By lfsuser on April 19, 2015

Despite how it may read on its face, the Supreme Court’s decision in Young v. United Parcel Service is not as far-reaching in some jurisdictions, such as California, as one may expect. In fact, a solid argument can be made that the Supreme Court decision mirrors California law requiring employers to give pregnant women on the job accommodations (such a light duty assignments) just as for other workers injured on the job.

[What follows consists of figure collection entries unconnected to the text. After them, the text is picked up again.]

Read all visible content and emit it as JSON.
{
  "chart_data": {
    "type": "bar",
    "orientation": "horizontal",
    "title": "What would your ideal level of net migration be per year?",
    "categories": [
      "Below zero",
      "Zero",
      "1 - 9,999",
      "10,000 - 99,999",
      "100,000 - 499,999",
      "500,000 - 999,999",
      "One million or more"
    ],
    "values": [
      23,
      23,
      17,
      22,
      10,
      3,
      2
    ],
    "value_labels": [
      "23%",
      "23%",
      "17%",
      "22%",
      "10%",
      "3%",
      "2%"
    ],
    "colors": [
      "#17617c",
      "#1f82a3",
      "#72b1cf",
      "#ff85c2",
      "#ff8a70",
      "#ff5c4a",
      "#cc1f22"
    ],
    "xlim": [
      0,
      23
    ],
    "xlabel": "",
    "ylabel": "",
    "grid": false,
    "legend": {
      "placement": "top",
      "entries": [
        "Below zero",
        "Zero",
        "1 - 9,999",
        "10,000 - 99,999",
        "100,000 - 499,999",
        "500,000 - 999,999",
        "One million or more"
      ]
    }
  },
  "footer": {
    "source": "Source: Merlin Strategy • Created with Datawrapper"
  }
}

There is one aspect of the decision that is potentially useful in the future – Justice Breyer’s skeptical treatment of the EEOC’s assertion that its guidelines addressing the issue should be given great deference. While the Young case was working its way through the courts, the EEOC adopted a new guideline that “an employer may not deny light duty to a pregnant employee based on a policy that limits light duty to employees with on-the-job injuries.” [2 EEOC Compliance Manual § 626-I(A)(5) pg. 626:0028] And, by the time the Young case was orally argued in December, 2014, viola! The new guidelines were in place, giving the Solicitor General (supporting Young’s position) new ammunition. In short, Justice Breyer warned them “not so fast”, and if for no other reason, the opinion is worth reading.

First, while courts may resort to the EEOC for guidance, the weight of such judgment will depend on the EEOC’s thoroughness, the validity of its reasoning, and its consistency with previous guidelines. For these criteria, Justice Breyer dusted off a 1944 case outside the employment world. Then, applying those factors, Justice Breyer then pointed out the elephant in the room, specifically that the EEOC was adopting these new guidelines during the pendency of the Young case and that its previous guidelines (i.e., the guidelines that applied at the time of UPS’ personnel actions in that case) were silent. Adding to the well-deserved skepticism, Justice Breyer then cited the federal government’s amicus brief from a Sixth Circuit decision from 1996 in which the government advocated that a pregnant employee of the postal service with work limitations was not similarly situated to employees with similar limitations caused by on the job injuries.

The discussion of the Solicitor General’s argument ended with this rhetorical question: “Why has it now taken a position contrary to the litigation position the Government previously took?” And the common sense answer: “Without further explanation, we cannot rely significantly on the EEOC’s determination.”